Indigenous populations in the Arctic

Map shows location of main indigenous peoples in the Arctic and the percentage of indigenous peoples in the Arctic areas of Arctic states

Source: CAFF 2001

Fishing, tourism, the fur trade, arts and crafts are traditionally important commercial activities in the Arctic, and an estimated 26 per cent of the jobs in Alaska depend on a healthy environment (Colt 2001). The economies of Greenland, the Faeroe Islands, and Iceland are dependent on fishing and fish exports (AMAP 1997) which account for 75 per cent of Iceland's exports (CIA 1998b). The fur industry crashed in the 1970s due to animal rights protests, and European and US bans on marine mammal products (Lynge 1992).

Tourism is increasingly important to Arctic economies. Summer tourist visits to Alaska doubled in the 1990s, reaching almost 1.2 million in 1999 (ADT 2000) and accounted for 3 per cent of Alaska's gross state product in 1998 (Goldsmith 1999). By 1999, tourism brought annual revenues of US$30 million to Nunavut and almost US$1 000 million to Alaska (State of Alaska 2001).

Exploitation of petroleum resources has fuelled economic growth in the Arctic nations. Nearly 85 per cent of Alaska's budget comes from oil revenues (State of Alaska 2001), and further developments are planned. Oil development has expanded to offshore Alaska, and exploration is occurring on the shelf of the Faeroes as well as in the Norwegian sector (Bjorsvik 2000). Oil and gas resources are developed in several regions of the Russian North, of which West Siberia has been assessed as the world's largest petroleum province (Klett and others 1997). Exploration in Northern Canada, the site of half of the country's estimated petroleum potential, has been revitalized in recent years (DIAND 2001).

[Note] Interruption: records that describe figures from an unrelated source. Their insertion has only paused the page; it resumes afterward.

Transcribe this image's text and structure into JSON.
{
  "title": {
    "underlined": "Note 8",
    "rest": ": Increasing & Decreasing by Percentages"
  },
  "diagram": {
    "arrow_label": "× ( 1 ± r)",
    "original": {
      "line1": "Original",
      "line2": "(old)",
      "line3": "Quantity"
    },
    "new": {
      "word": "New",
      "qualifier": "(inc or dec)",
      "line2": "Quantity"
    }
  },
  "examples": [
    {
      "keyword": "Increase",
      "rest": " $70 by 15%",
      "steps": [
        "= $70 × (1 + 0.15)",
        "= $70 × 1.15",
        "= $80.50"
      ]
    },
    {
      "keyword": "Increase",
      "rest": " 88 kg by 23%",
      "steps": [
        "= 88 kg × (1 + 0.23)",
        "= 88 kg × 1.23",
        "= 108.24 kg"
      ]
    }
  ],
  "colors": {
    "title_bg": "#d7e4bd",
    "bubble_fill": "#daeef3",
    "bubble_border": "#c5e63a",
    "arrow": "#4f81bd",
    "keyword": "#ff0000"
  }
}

Mining is another important economic activity for some countries. Alaska's mining industry was valued at more than US$1 000 million/year during 1995-2000 (Knowles 2001a). Gold, lead, zinc and diamond production continue to be important to the Canadian Arctic (BHP Billioton 2002). Lead and zinc mining has ceased in Greenland (Taagholt and Hansen 2001) but a new gold mine has started test production. Russia's Norilsk mining complex was the world's largest nickel producer in 1997 (Norilsk 2002).